In order to get a better understanding of the features used, a dimensionality technique was used to reduce the high dimensional feature space into two dimensions so that it could be plotted. For this task, t-distributed stochastic neighbor embedding (t-SNE) is a popular and powerful technique for reducing a dataset’s dimensionality while preserving local neighborhood relationships. The embeddings for both VGGish and MFCCs can be seen in Figure 5. Looking at the grouping of points in each plot, VGGish has clear, large clusters of samples with the same class, whereas this clustering is not seen in MFCCs. This shows that the feature representation of VGGish is more semantically meaningful and contains more information that characterizes the classes.

t-SNE Visualization

Figure 5. The t-SNE embeddings of the VGGish and MFCC features, with colors corresponding to the class labels.

Conclusions

In this project, the application of semi-supervised learning to audio classification was explored. Expectation Maximization was used to train a random forest classifier on both VGGish embeddings and MFCCs extracted from audio samples of the UrbanSound8k dataset. The models were then compared to their baseline performance before Expectation Maximization. It was found that for lower proportions of labeled data in both feature sets, there was a statistically significant difference between the semi-supervised and supervised cases, based on the distributions of their respective test set accuracies. One issue with the dataset is that there is an uneven number of samples per class. Car horn and gun shot have less than 300 samples compare to other classes, which have more than 800 samples each. Despite of having the lowest number of samples, gunshot is still managed to have the highest proportion for true positive value in semi-supervised method with 5% labeled data.
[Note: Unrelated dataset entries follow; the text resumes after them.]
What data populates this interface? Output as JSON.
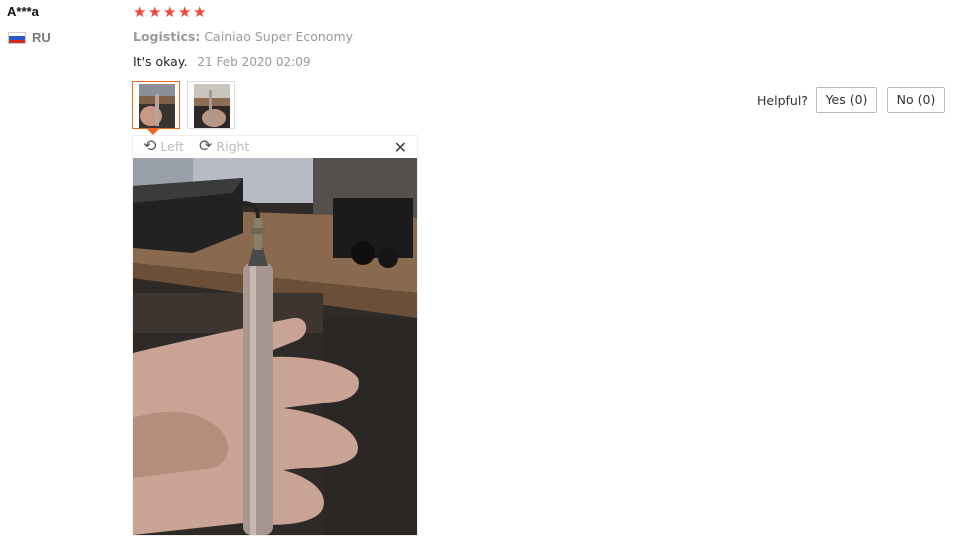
{
  "reviewer": {
    "name": "A***a",
    "country": "RU"
  },
  "rating": {
    "stars": 5,
    "star_glyph": "★",
    "color": "#f1453d"
  },
  "logistics": {
    "label": "Logistics:",
    "value": "Cainiao Super Economy"
  },
  "review": {
    "text": "It's okay.",
    "date": "21 Feb 2020 02:09"
  },
  "helpful": {
    "label": "Helpful?",
    "yes": "Yes (0)",
    "no": "No (0)"
  },
  "viewer": {
    "left_label": "Left",
    "right_label": "Right",
    "rotate_left_icon": "⟲",
    "rotate_right_icon": "⟳",
    "close_icon": "✕"
  },
  "colors": {
    "accent": "#e66a22",
    "muted": "#999999"
  }
}
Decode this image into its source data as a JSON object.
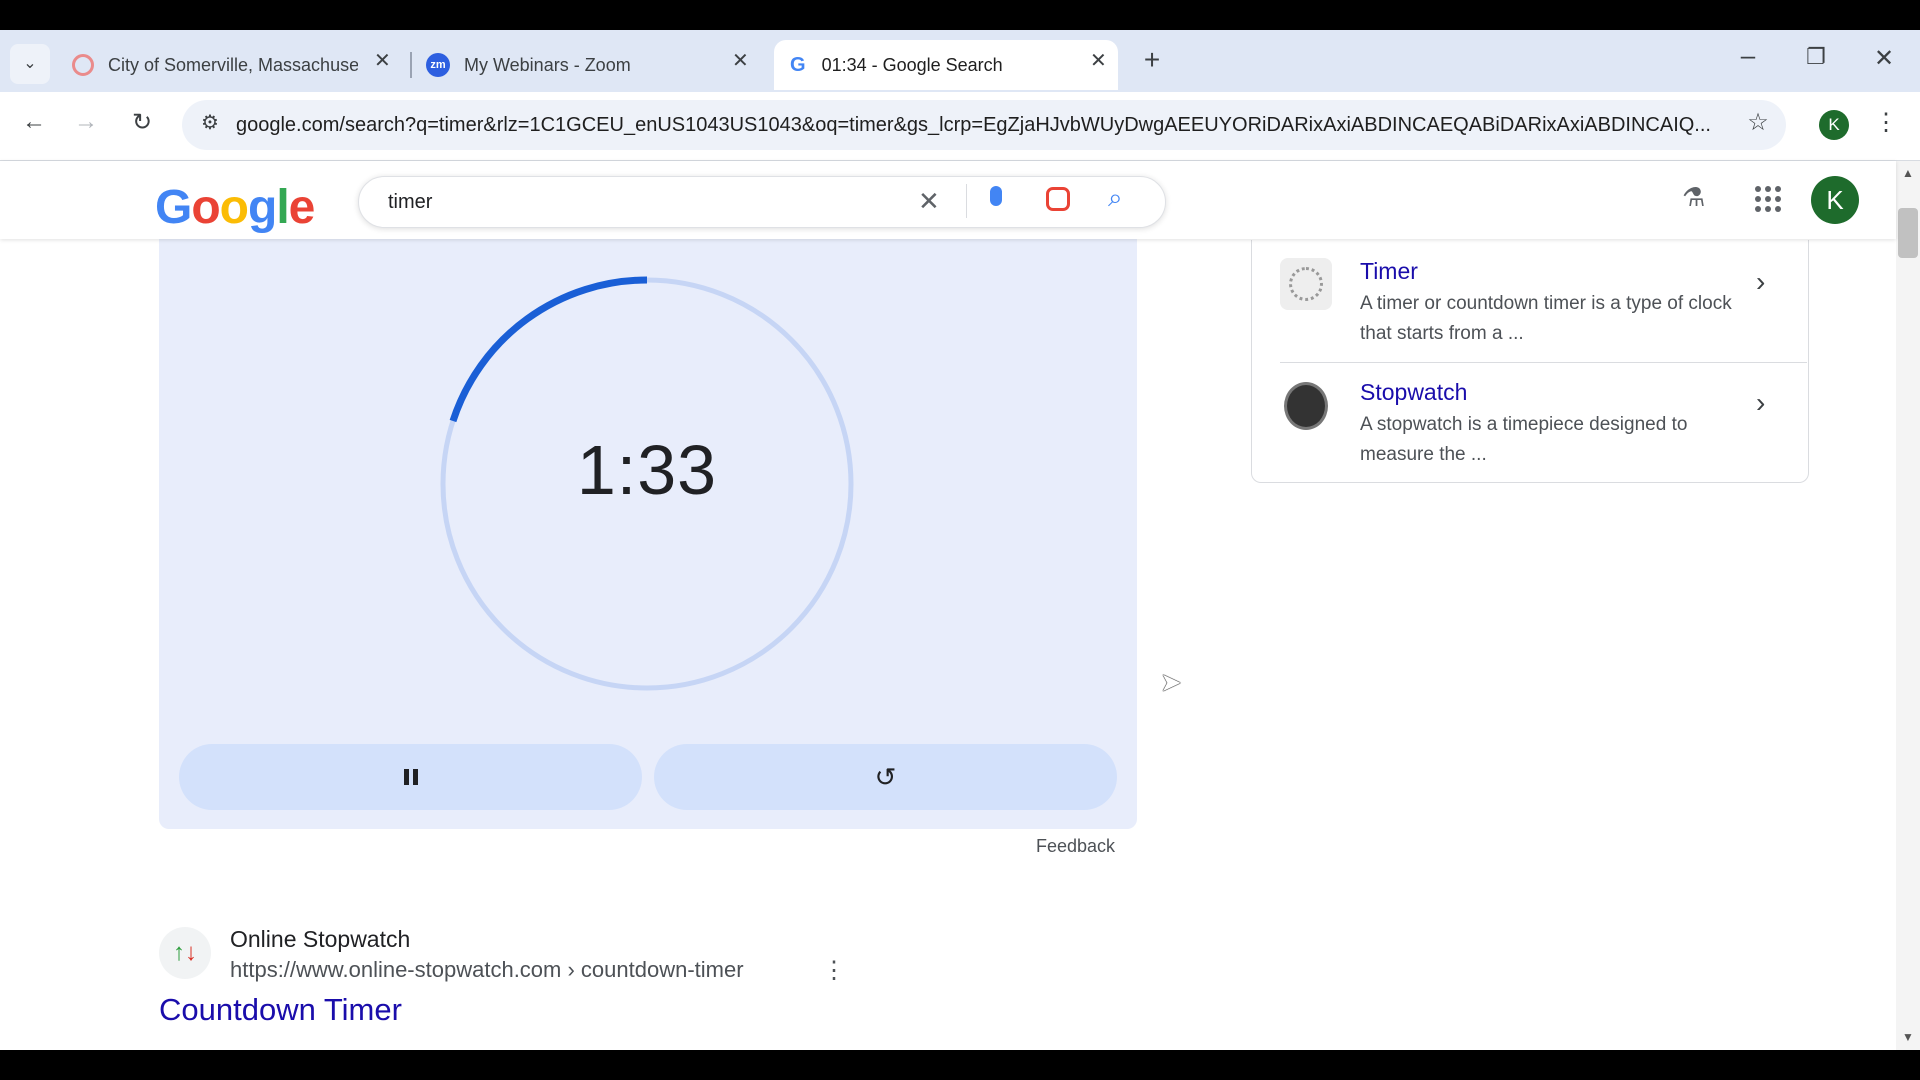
{
  "browser": {
    "tabs": [
      {
        "title": "City of Somerville, Massachuset",
        "active": false,
        "icon": "google-icon"
      },
      {
        "title": "My Webinars - Zoom",
        "active": false,
        "icon": "zoom-icon"
      },
      {
        "title": "01:34 - Google Search",
        "active": true,
        "icon": "google-icon"
      }
    ],
    "url": "google.com/search?q=timer&rlz=1C1GCEU_enUS1043US1043&oq=timer&gs_lcrp=EgZjaHJvbWUyDwgAEEUYORiDARixAxiABDINCAEQABiDARixAxiABDINCAIQ...",
    "profile_initial": "K"
  },
  "google": {
    "logo": "Google",
    "query": "timer",
    "avatar_initial": "K"
  },
  "timer": {
    "display": "1:33",
    "remaining_fraction": 0.2,
    "feedback": "Feedback"
  },
  "knowledge_panel": {
    "items": [
      {
        "title": "Timer",
        "description": "A timer or countdown timer is a type of clock that starts from a ..."
      },
      {
        "title": "Stopwatch",
        "description": "A stopwatch is a timepiece designed to measure the ..."
      }
    ]
  },
  "result": {
    "site_name": "Online Stopwatch",
    "url": "https://www.online-stopwatch.com › countdown-timer",
    "title": "Countdown Timer"
  },
  "colors": {
    "timer_arc": "#1a5fd6",
    "timer_track": "#c6d5f5",
    "profile_green": "#1e6b2c",
    "link_blue": "#1a0dab"
  }
}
However, as we mentioned earlier, the car horn is often misclassified as the street music. It is showing that whether samples size affects the prediction is still inconclusive. As a suggestion for further improvement, this experiment could be tested with a variety of dataset sizes to see how performance is not only related to the proportion of labeled data, but to the overall quantity of labeled data. Testing across various models would also provide some interesting insights, as training convergence is also dependent on the model. Additionally, different aggregations could be tested for the input features along the temporal dimension. While mean was found to be the best performing feature tested, there are most likely more useful representations that retain more of the temporal information.